Radiolabeling of Nanoparticles with Astatine-211 or Palladium-103 for Cancer Therapy by Bioorthogonal Pretargeting or Nanobrachytherapy

Targeted radiotherapy, as a promising treatment method, has not been comprehensively investigated as of yet. The majority of clinically used radioactive compounds are still related to diagnostics. In our opinion, however, radiotherapy shows high potential, as demonstrated for instance by clinical studies with ²²⁵Ac labeled PSMA-617. Therefore, it is worthwhile to further explore this versatile field and some approaches were investigated within this work:
Chapter 1: Brachytherapy is one of the radiotherapeutic methods commonly used in clinics. It has a long history with a variety of investigated radionuclides. For brachytherapy, radioactive dosage is administered locally, which is conventionally achieved by implantation of metal seeds into the tumor. This procedure has not changed within the last century, is painful for the patient, and it is difficult to distribute the seeds accurately within the tumor. Therefore, a novel way was considered. The most commonly employed radionuclide ¹⁰³Pd was used and incorporated into intrinsically labeled nanoparticles and into a chelator, connected to a sucrose molecule. Insertion into a biocompatible gel, which can be injected intratumorally via syringe, allows for a more convenient delivery method than the traditional metal seeds. The nanoparticle gel was used to perform efficacy studies in tumor bearing mice, where an increase in survival time of the mice could be observed. Due to these findings, higher activity gels were designed and successfully synthesized. The stability of these gels was validated by release studies.

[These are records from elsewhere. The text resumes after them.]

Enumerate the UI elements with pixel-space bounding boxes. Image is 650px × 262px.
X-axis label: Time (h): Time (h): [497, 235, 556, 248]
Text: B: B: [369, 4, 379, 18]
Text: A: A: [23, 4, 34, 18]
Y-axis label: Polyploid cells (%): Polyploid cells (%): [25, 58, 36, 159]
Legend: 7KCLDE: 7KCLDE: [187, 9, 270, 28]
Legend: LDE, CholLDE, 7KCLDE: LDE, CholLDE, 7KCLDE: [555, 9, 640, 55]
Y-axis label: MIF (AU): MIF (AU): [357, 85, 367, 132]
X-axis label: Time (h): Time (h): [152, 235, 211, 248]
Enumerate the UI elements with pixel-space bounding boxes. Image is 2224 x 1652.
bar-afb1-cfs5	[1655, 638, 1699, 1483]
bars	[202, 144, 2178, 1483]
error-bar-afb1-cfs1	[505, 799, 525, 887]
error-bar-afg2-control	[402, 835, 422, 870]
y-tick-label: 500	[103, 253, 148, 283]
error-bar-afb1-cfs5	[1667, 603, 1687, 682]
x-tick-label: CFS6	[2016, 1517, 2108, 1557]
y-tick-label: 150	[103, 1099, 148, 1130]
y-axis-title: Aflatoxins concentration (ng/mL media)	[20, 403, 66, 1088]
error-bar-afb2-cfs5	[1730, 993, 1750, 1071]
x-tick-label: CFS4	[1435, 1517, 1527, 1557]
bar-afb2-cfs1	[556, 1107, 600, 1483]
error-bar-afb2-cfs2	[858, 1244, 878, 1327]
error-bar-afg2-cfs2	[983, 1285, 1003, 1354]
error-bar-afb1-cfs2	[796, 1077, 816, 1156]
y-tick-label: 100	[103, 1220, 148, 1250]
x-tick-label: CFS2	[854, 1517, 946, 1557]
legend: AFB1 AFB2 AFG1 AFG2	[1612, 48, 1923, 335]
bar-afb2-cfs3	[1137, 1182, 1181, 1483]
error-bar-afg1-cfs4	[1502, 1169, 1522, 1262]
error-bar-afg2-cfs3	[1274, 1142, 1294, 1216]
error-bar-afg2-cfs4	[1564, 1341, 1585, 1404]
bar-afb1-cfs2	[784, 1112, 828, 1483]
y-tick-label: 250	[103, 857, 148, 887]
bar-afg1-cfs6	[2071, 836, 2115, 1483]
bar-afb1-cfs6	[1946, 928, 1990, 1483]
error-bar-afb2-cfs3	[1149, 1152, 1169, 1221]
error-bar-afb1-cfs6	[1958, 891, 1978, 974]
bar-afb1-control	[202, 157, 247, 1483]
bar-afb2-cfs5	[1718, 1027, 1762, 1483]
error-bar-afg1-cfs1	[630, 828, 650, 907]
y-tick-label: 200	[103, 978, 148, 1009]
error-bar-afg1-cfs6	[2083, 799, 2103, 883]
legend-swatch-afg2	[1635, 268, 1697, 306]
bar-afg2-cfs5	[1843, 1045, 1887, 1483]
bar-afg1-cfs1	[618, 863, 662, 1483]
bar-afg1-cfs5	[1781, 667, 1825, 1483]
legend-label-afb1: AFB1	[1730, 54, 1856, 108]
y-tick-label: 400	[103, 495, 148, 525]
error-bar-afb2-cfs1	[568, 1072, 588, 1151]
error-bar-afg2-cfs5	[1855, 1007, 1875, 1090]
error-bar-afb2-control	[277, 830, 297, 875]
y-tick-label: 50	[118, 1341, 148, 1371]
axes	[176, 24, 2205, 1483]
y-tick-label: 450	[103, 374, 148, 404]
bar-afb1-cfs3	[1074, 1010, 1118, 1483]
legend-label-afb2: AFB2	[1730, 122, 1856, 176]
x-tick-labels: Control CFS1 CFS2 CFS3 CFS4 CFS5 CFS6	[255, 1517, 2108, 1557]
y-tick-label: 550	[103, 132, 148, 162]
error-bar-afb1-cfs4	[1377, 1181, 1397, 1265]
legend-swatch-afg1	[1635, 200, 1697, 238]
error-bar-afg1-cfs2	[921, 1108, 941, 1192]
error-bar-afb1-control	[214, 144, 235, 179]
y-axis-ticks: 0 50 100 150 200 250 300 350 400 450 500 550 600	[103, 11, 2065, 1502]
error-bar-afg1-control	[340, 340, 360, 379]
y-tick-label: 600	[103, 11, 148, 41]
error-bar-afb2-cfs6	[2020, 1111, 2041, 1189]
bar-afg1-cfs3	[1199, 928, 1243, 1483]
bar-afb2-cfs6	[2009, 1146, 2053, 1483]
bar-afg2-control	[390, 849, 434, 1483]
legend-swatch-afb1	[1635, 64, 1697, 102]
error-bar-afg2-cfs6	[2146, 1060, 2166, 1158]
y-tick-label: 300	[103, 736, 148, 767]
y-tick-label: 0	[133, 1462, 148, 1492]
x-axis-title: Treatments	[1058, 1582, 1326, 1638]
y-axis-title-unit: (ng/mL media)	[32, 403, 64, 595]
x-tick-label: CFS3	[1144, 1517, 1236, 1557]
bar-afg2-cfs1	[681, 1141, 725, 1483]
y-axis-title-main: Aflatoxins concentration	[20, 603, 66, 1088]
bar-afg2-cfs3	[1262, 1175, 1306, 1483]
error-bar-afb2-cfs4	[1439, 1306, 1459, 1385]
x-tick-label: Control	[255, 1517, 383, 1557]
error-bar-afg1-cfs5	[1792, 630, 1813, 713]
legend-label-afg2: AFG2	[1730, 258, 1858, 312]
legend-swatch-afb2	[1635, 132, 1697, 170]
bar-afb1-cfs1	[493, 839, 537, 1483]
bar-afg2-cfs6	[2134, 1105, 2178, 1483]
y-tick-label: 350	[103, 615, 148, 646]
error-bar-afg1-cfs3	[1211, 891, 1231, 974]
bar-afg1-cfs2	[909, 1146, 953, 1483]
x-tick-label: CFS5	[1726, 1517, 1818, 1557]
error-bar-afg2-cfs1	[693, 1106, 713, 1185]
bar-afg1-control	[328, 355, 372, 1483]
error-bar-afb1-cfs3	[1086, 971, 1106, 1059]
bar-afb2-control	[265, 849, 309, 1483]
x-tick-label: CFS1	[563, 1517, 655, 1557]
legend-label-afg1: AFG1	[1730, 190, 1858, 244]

Chapter 2: The focus here was shifted towards the promising α-emitting radionuclide ²¹¹At. The main problem related to this molecule with excellent properties for targeted radiotherapy, is the stability of the ²¹¹At-aryl bond. As solution, gold nanoparticle and polymeric micelle approaches were chosen. Embedding of ²¹¹At within gold nanoparticles was tested but could not be confirmed. Nevertheless, surface adsorption of ²¹¹At on gold nanoparticles shows excellent stability in vitro and in vivo. In the case of the polymeric micelles, a core labeling strategy for ²¹¹At was pursued and successfully designed. Satisfactory in vitro stability could be established. However, when tested in vivo, decomposition in the liver occurred.
Chapter 3: Within this chapter, the focus was shifted towards a targeting strategy, by investigation of a pretargeting approach. The arguably best-suited reaction to that end is the bioorthotogonal tetrazine ligation, which is the fastest known biocompatible reaction, with excellent specificity. This reaction has already been used for successful pretargeting of small molecules. Thus, the combination with nanoparticles was investigated within this work. Again, two different nanoparticles were considered. The surface of 20 nm gold nanoparticles was modified with tetrazines, which could be verified by reaction with a radiolabeled TCO. The successful in vivo click-reaction could be shown by a blocking assay. However, no increase in tumor accumulation could be observed. Therefore, polymeric micelles, with a size of around 100 nm were labeled with ⁶⁴Cu, core labeled with ¹²⁵I, and modified on the surface with tetrazines. They were tested in the same manner as the gold nanoparticles. Very similar results could be observed, namely that the in vitro and in vivo click reaction could be confirmed. However, no increased accumulation of the nanoparticles in the tumor compared to passive targeting could be observed.